当時の秘話を交えながらゆっくりと話す吉川に、報道陣も真剣な様子で聞き入っていた。

当時『ウルトラマン』シリーズと『仮面ライダー』シリーズ、『スーパー戦隊』シリーズとともに特撮ヒーローの一翼を担った『宇宙刑事ギャバン』。

そのインパクトは強烈なものだったが、吉川プロデューサーは本作、あるいは後に『メタルヒーロー』シリーズとして成長した一連の流れをこう説明している。

「当時、東映がつくったキャラクター路線には、仮面ライダーがあり、戦隊シリーズがあり、それに続く『宇宙刑事』シリーズは何としてもヒット作品にしなければならないという至上命令があった。

その中で、監督、脚本家、特撮監督、アクション監督――当時の私のまわりには”日本最強の精鋭部隊”が揃い、その布陣で実現したのが『宇宙刑事』シリーズ。

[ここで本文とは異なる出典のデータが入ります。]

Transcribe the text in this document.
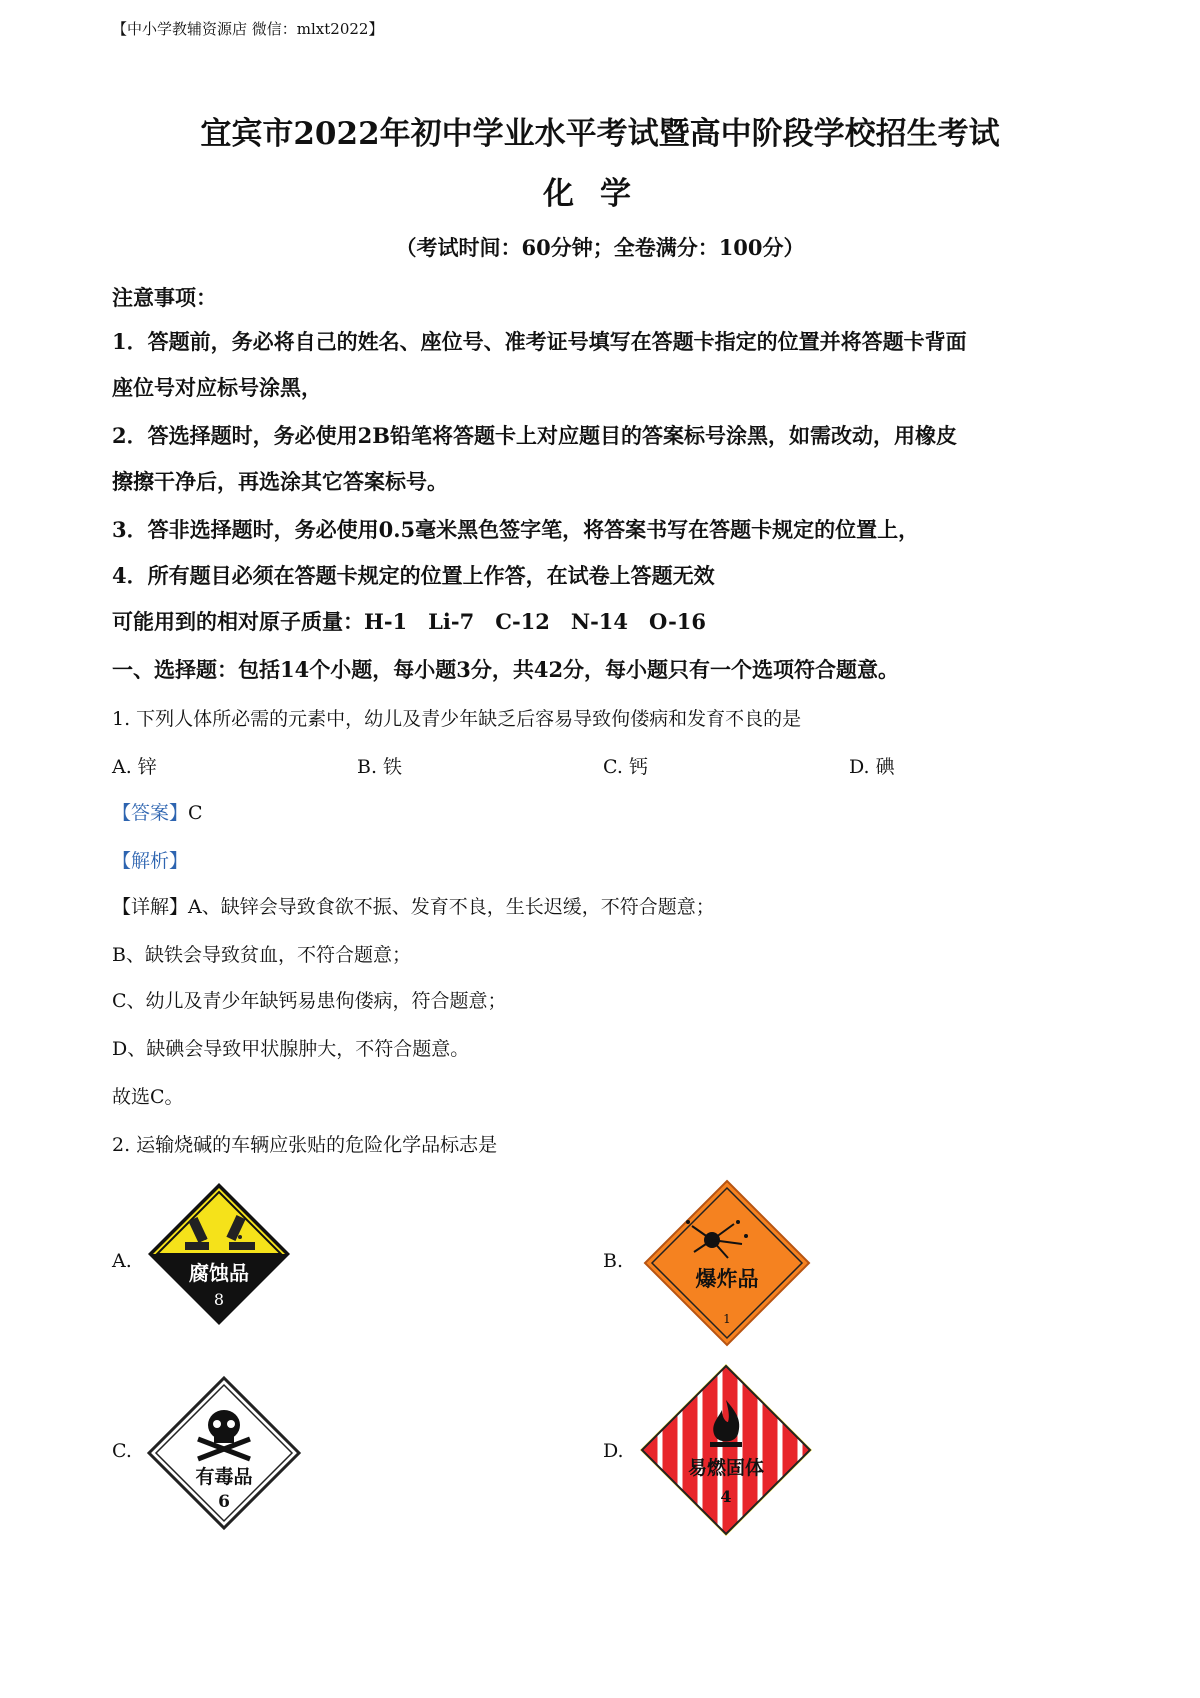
【中小学教辅资源店 微信：mlxt2022】
宜宾市2022年初中学业水平考试暨高中阶段学校招生考试
化学
（考试时间：60分钟；全卷满分：100分）
注意事项：
1．答题前，务必将自己的姓名、座位号、准考证号填写在答题卡指定的位置并将答题卡背面
座位号对应标号涂黑，
2．答选择题时，务必使用2B铅笔将答题卡上对应题目的答案标号涂黑，如需改动，用橡皮
擦擦干净后，再选涂其它答案标号。
3．答非选择题时，务必使用0.5毫米黑色签字笔，将答案书写在答题卡规定的位置上，
4．所有题目必须在答题卡规定的位置上作答，在试卷上答题无效
可能用到的相对原子质量：H-1　Li-7　C-12　N-14　O-16
一、选择题：包括14个小题，每小题3分，共42分，每小题只有一个选项符合题意。
1. 下列人体所必需的元素中，幼儿及青少年缺乏后容易导致佝偻病和发育不良的是
A. 锌	B. 铁	C. 钙	D. 碘
【答案】C
【解析】
【详解】A、缺锌会导致食欲不振、发育不良，生长迟缓，不符合题意；
B、缺铁会导致贫血，不符合题意；
C、幼儿及青少年缺钙易患佝偻病，符合题意；
D、缺碘会导致甲状腺肿大，不符合题意。
故选C。
2. 运输烧碱的车辆应张贴的危险化学品标志是
A.	B.
C.	D.
腐蚀品
8
爆炸品
1
有毒品
6
易燃固体
4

それが第3の東映のキャラクターになればという思いはもちろんあったが、現実的に枠の問題で至難だった」しかし、一連の特撮ものが海外で先に火がつき、日本に逆輸入されるというパターンもあり、吉川プロデューサーは早い段階から海外を見据えていたと続けた。

「『宇宙刑事』はヨーロッパで評価を受けた。

だからむしろ日本ベースではなくて、最初から外国でシリーズ化する方が早いんじゃないかなと私は思っていて。ダイナミックプロの永井豪氏も『外国で評価されると1ケタが違いますね』と言っていたのをよく覚えているし、”インターナショナル”に考えなければいけない時代だと思う。